Report: Middleboro therapeutic school didn't stop bullying, self-harm
BOSTON >> An advocacy organization for people with disabilities has released a report alleging a school for children and young adults with psychiatric issues has failed to prevent and properly respond to student suicide attempts and other acts of self-harm.
The Disability Law Center's report on the Chamberlain International School in Middleboro, released on Monday, says the school also has failed to investigate and stop bullying and says some staff members have verbally harassed students.
The school's chief administrative officer, Sarah Norfleet, said the investigation by the law center was "designed to discredit and defame the school and put it out of business."
"The idea that our school is neglectful and abusive is in complete contrast to the experience of the vast majority of our students and parents," Norfleet said.
Chamberlain has been operating since 1976 as a nonprofit day and residential private school serving about 100 students with educational and psychiatric needs.
The law center, in its report, said it interviewed current and former students, parents and school staff during a 15-month investigation. It cited seven students who had attempted to kill or harm themselves, including one student who ingested bleach and others who found broken glass and other sharp objects to cut themselves.
Lawyer Eric MacLeish, who represents the school, said many of the students expressed suicidal thoughts and had multiple psychiatric hospitalizations before arriving there.

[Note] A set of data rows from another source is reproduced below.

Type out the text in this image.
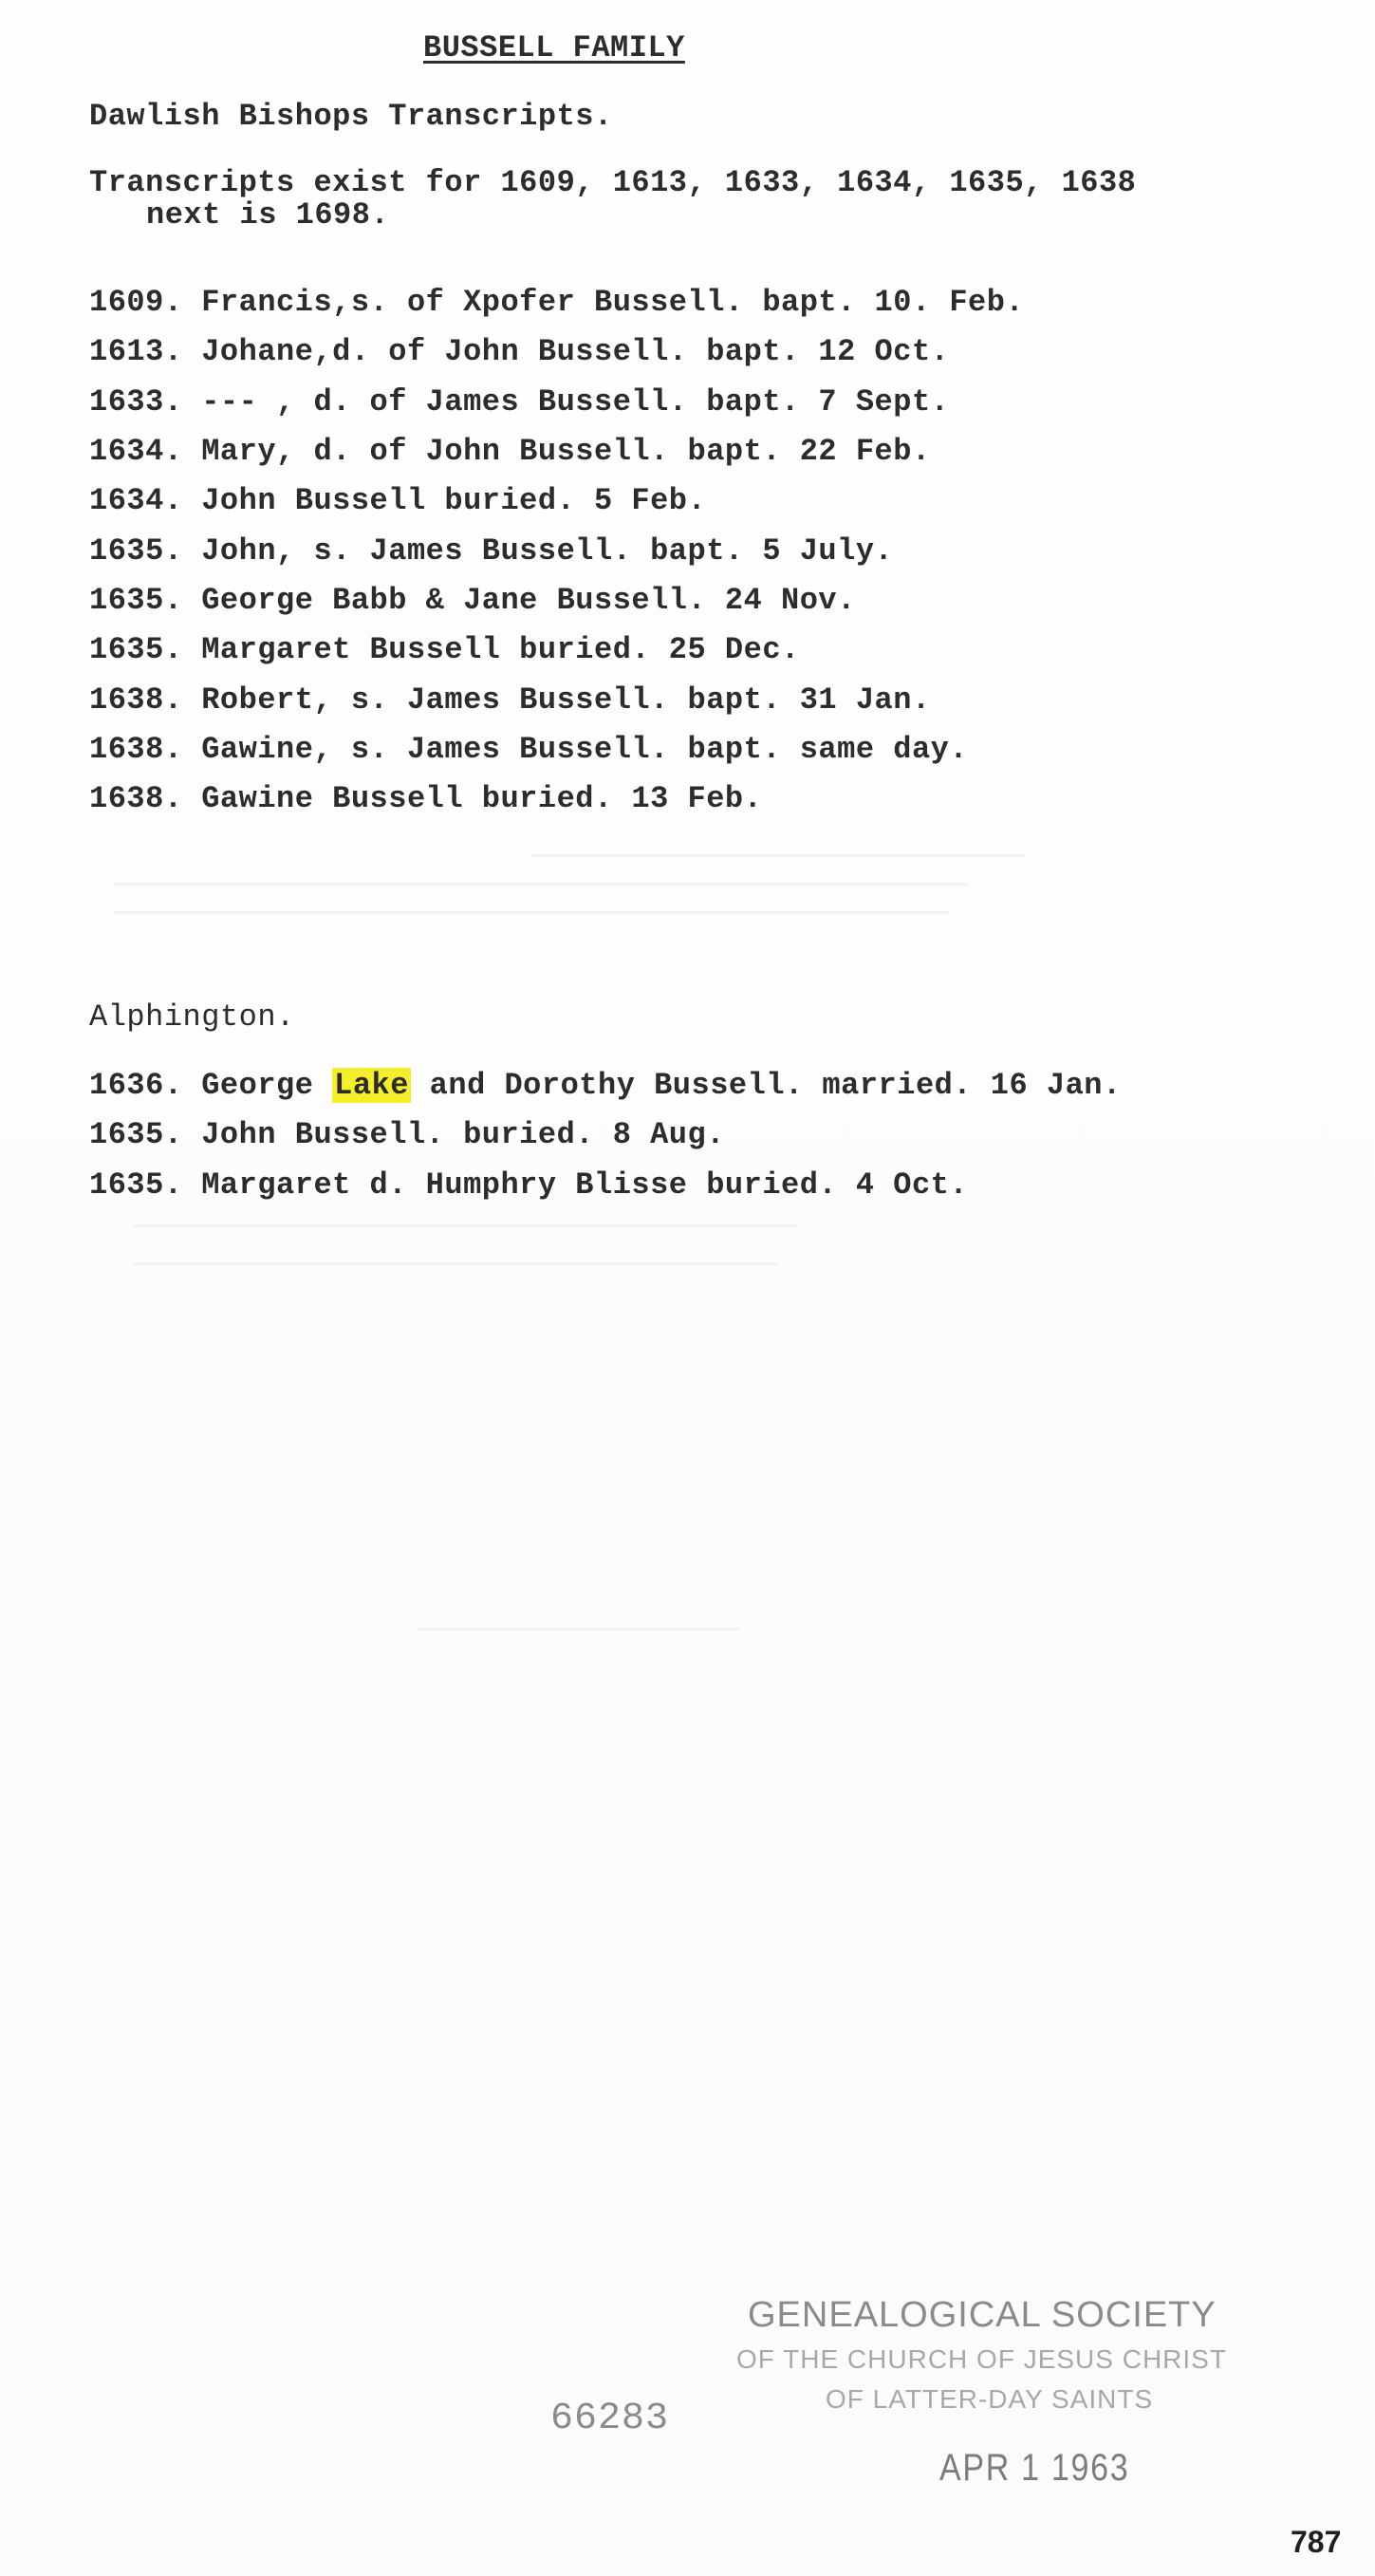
BUSSELL FAMILY
Dawlish Bishops Transcripts.
Transcripts exist for 1609, 1613, 1633, 1634, 1635, 1638
next is 1698.
1609. Francis,s. of Xpofer Bussell. bapt. 10. Feb.
1613. Johane,d. of John Bussell. bapt. 12 Oct.
1633. --- , d. of James Bussell. bapt. 7 Sept.
1634. Mary, d. of John Bussell. bapt. 22 Feb.
1634. John Bussell buried. 5 Feb.
1635. John, s. James Bussell. bapt. 5 July.
1635. George Babb & Jane Bussell. 24 Nov.
1635. Margaret Bussell buried. 25 Dec.
1638. Robert, s. James Bussell. bapt. 31 Jan.
1638. Gawine, s. James Bussell. bapt. same day.
1638. Gawine Bussell buried. 13 Feb.
Alphington.
1636. George Lake and Dorothy Bussell. married. 16 Jan.
1635. John Bussell. buried. 8 Aug.
1635. Margaret d. Humphry Blisse buried. 4 Oct.
GENEALOGICAL SOCIETY
OF THE CHURCH OF JESUS CHRIST
OF LATTER-DAY SAINTS
66283
APR 1 1963
787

"Virtually all of these kids have showed suicidal ideation before going to Chamberlain," he said. "What this school does is provide a therapeutic community for them and turns them around."
Chamberlain is licensed by the state Department of Elementary and Secondary Education and the Department of Early Education and Care. In a joint statement issued Monday, those agencies said they required Chamberlain to take corrective action "in instances where it was found to be out of compliance with regulations or policies." They said the school's approval status and group care licenses are in good standing.
The agencies said their staff will continue to review the law center's report.